Em 1989, encerrou-se o último AIC, que não foi renovado, sobretudo, por pressões de países consumidores, como os EUA. A partir de então, o mercado internacional de café passou a funcionar dentro dos parâmetros liberais, extinguindo-se o sistema de cotas e qualquer participação direta dos Estados sobre o comércio.

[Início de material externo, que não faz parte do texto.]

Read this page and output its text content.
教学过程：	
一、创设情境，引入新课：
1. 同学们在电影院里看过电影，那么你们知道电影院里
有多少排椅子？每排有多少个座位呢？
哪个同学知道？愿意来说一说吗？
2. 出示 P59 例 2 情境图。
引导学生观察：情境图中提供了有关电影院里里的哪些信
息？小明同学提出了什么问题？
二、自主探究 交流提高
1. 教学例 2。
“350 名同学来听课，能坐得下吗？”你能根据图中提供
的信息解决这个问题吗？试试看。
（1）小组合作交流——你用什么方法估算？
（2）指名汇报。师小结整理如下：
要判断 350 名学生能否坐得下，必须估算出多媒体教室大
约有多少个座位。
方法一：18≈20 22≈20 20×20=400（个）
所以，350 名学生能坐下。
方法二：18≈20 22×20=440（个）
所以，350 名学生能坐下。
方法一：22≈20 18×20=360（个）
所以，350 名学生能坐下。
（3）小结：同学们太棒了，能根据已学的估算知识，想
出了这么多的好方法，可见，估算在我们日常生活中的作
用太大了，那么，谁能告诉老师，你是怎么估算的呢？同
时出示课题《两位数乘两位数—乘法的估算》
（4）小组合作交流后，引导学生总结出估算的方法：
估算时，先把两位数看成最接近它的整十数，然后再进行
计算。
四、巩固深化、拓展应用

No âmbito nacional, na década de 1980, em meio a uma forte crise do setor cafeeiro, tomaram espaço críticas às políticas adotadas pelo IBC. Por conseguinte, no final desta década, instalou-se uma forte controvérsia entre aqueles que defendiam a permanência do IBC – dirigentes de cooperativas cafeeiras, antigos técnicos do instituto, produtores descapitalizados, integrantes de autarquias federais ligados à agricultura, etc. –, outros – parte do setor produtivo – que desejavam sua reestruturação, com consequente redução da ingerência do governo no setor cafeeiro, com a transferência de algumas de suas atribuições para os governos estaduais e municipais e ainda para a iniciativa privada, e aqueles – alguns produtores mais modernos e o setor exportador – que defendiam seu fechamento e a saída definitiva do Estado deste setor econômico, com a completa liberalização do mercado (ANDRADE, 1994). Em tal contexto de liberalização internacional do mercado de café e de pressões internas do próprio setor cafeeiro sobre o governo, o IBC foi extinto em 1990, conduzindo a uma mudança em que o Estado deixou a coordenação direta do setor e desarticularam-se as políticas públicas para a cafeicultura.